Bokoshe residents are fighting back, and founded B.E. Cause to protect their town, their health, and the future of their children. They've tussled with state agencies, with their elected officials, and even with other people in Bokoshe.

There's a younger generation that is fighting back as well: Diane Reece's class of sixth graders has taken the kind of initiative that reassures us that small towns are still America's moral compass.

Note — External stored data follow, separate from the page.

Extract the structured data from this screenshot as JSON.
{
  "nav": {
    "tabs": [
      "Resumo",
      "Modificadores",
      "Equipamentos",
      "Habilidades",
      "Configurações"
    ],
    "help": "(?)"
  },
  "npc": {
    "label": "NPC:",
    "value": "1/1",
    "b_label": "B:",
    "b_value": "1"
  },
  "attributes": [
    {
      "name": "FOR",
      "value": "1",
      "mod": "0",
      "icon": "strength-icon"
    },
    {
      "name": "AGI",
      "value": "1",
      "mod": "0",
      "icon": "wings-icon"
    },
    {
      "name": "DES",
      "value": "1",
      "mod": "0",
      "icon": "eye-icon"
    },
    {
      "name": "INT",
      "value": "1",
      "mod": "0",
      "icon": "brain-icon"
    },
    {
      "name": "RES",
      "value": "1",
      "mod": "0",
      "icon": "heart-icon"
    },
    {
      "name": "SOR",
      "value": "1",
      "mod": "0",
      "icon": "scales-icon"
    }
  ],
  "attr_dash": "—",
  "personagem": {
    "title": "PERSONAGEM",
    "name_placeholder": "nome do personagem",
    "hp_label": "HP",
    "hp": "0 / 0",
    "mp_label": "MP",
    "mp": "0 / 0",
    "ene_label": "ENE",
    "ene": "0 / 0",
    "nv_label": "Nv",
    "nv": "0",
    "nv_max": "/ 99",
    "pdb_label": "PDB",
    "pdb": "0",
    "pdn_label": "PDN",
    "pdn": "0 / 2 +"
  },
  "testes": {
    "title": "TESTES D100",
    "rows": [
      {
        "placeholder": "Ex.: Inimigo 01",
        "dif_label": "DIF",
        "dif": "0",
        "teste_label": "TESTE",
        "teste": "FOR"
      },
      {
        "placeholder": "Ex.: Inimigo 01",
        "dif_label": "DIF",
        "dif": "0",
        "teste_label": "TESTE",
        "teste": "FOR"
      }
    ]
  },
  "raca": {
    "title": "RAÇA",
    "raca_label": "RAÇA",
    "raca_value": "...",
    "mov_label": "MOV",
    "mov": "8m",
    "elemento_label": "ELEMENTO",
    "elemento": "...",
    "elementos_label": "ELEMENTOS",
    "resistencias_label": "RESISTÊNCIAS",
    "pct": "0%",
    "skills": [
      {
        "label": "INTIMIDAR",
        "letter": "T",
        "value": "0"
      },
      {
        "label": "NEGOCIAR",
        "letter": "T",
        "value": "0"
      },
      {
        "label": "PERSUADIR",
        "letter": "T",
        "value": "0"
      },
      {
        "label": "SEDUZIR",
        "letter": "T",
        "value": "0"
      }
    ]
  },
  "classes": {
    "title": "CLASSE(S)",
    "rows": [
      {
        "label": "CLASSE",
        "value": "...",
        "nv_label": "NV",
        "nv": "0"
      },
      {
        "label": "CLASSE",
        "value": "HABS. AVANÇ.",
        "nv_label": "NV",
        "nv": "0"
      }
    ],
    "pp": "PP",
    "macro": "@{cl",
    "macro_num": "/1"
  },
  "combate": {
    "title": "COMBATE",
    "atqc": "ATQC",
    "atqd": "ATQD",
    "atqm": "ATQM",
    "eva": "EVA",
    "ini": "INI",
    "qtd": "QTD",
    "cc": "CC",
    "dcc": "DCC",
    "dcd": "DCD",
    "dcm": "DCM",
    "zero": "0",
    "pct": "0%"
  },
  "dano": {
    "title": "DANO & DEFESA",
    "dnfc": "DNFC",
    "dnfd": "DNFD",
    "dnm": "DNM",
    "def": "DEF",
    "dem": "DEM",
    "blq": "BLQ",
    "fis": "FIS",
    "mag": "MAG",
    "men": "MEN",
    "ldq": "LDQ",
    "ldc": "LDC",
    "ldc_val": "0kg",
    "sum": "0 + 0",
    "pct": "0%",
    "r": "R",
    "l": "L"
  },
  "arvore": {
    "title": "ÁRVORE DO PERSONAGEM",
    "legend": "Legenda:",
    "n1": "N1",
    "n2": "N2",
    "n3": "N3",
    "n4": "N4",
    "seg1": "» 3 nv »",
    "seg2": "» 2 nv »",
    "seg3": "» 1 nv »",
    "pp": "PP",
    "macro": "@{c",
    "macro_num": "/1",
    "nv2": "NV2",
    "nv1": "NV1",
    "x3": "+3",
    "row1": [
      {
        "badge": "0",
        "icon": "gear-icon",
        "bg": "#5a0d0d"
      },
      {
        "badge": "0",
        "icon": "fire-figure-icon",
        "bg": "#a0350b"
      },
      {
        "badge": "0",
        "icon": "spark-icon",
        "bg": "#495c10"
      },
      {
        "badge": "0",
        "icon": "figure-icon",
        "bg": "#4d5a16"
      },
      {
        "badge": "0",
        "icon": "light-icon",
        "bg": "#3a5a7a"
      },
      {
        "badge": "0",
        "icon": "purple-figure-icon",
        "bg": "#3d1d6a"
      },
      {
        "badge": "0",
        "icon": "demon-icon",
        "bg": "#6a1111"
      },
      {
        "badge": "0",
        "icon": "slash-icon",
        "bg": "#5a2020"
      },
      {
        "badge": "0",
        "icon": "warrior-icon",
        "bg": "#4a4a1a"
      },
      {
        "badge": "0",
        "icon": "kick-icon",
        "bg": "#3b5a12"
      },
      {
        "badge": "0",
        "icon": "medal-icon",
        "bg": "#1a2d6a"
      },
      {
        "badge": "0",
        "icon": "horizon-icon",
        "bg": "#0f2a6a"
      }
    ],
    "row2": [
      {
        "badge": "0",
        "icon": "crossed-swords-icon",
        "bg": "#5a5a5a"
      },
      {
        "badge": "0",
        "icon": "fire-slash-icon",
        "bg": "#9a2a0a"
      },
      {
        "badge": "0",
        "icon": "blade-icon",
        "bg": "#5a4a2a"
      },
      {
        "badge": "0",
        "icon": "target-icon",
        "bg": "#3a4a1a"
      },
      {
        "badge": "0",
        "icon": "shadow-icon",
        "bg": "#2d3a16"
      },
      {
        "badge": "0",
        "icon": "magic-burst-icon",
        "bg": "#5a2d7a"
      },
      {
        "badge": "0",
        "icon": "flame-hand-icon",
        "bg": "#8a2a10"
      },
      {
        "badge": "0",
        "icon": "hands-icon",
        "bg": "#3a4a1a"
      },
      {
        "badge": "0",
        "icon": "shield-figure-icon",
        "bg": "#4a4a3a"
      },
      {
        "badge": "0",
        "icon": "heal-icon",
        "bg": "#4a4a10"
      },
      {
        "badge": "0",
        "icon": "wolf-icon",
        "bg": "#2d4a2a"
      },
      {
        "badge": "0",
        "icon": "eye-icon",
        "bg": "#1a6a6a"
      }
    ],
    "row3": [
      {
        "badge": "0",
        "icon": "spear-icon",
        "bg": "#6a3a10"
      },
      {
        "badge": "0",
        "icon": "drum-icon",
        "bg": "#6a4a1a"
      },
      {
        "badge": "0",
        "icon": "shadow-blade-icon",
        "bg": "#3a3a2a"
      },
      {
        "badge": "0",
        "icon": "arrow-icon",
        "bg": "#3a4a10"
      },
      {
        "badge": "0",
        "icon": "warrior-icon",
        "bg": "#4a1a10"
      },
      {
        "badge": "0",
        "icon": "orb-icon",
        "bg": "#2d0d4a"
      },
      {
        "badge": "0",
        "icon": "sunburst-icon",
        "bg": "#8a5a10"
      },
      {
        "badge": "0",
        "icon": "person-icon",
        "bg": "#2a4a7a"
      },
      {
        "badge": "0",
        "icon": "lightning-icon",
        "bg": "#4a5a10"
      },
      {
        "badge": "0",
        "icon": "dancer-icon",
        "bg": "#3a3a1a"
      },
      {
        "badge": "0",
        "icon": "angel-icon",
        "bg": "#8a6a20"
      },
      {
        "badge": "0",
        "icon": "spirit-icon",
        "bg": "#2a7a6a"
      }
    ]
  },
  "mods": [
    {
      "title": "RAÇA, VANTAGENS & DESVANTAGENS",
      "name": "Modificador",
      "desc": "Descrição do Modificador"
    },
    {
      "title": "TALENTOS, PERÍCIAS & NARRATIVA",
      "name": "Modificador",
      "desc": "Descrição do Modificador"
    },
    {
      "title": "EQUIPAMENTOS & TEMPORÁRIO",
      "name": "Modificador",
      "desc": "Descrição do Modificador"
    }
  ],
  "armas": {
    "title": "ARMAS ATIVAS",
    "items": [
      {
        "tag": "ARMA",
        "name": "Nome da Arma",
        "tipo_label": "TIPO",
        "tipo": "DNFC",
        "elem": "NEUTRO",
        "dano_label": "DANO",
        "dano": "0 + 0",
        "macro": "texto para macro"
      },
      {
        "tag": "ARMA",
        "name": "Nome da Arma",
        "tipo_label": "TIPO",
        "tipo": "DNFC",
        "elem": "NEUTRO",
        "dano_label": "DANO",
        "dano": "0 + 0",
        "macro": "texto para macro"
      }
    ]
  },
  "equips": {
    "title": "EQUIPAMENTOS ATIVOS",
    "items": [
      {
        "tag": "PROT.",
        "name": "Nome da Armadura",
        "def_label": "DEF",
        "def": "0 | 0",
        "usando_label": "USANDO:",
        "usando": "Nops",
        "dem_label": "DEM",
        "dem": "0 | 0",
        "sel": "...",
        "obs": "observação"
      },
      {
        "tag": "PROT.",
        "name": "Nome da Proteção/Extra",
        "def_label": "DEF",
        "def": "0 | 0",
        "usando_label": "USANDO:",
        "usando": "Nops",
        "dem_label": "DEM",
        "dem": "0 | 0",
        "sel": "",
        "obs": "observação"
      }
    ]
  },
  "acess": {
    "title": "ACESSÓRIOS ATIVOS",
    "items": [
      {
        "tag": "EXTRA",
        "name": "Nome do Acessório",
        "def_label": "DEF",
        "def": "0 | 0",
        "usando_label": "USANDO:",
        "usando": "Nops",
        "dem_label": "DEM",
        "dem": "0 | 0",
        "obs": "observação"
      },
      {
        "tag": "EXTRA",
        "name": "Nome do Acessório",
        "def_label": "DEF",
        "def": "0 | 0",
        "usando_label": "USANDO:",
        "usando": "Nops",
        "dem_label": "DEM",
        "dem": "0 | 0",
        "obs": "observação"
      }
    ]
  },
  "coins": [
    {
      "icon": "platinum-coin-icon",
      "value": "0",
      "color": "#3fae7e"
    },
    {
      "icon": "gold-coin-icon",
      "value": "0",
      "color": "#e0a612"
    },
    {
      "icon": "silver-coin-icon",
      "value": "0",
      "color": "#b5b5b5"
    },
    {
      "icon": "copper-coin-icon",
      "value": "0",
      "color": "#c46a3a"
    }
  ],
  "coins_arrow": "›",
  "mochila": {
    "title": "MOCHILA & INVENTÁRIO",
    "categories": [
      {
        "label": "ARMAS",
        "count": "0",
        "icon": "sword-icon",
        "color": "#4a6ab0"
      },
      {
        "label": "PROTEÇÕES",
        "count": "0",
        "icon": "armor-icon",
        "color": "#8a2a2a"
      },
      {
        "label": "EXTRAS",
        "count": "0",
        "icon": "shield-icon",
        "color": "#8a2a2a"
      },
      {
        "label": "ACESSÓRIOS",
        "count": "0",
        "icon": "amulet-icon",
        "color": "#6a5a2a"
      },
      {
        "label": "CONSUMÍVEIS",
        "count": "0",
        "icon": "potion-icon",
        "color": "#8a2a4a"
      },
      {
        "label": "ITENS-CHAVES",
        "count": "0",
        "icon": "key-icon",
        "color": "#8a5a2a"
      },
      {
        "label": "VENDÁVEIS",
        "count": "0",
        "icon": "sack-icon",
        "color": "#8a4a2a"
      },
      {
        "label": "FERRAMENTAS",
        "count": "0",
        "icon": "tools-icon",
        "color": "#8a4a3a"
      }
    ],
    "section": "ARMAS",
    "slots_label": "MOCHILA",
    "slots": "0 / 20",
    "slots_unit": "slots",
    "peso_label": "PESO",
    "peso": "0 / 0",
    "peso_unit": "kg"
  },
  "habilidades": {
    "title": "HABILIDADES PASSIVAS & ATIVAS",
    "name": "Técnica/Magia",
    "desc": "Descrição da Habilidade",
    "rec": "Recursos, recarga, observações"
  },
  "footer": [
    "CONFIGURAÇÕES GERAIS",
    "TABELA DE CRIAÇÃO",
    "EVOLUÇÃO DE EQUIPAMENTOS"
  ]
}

Thanks to a federal grant program called "Learn and Serve America" there is structured time set aside for Reece's class (pictured below) to serve their community. Proposals for this year's program included a "Welcome to Bokoshe" sign and a bench downtown for the gossip group (it's a small town, after all).

But then three girls raised their hands and said, "We need to stop the fly ash." Reece asked the class how many people had asthma, and of the 17 students, 9 raised their hands.

Reece recalled, "That was my answer. They started telling me about what it's like to have asthma. I was listening to them tell me how their attacks made them feel like they were going to die."



Bokoshe 6th graders

"We're just getting started," said Reece, "my sixth graders are leading the cause. The other night at our parent-teacher conference, they got 25 signatures in an hours' time. And this type of stuff is important, because out here, not everybody has access to computers and the internet. Tonight at the football game, we're going to pass out flyers about fly ash."

Bokoshe may be a small town, but the residents have big hearts.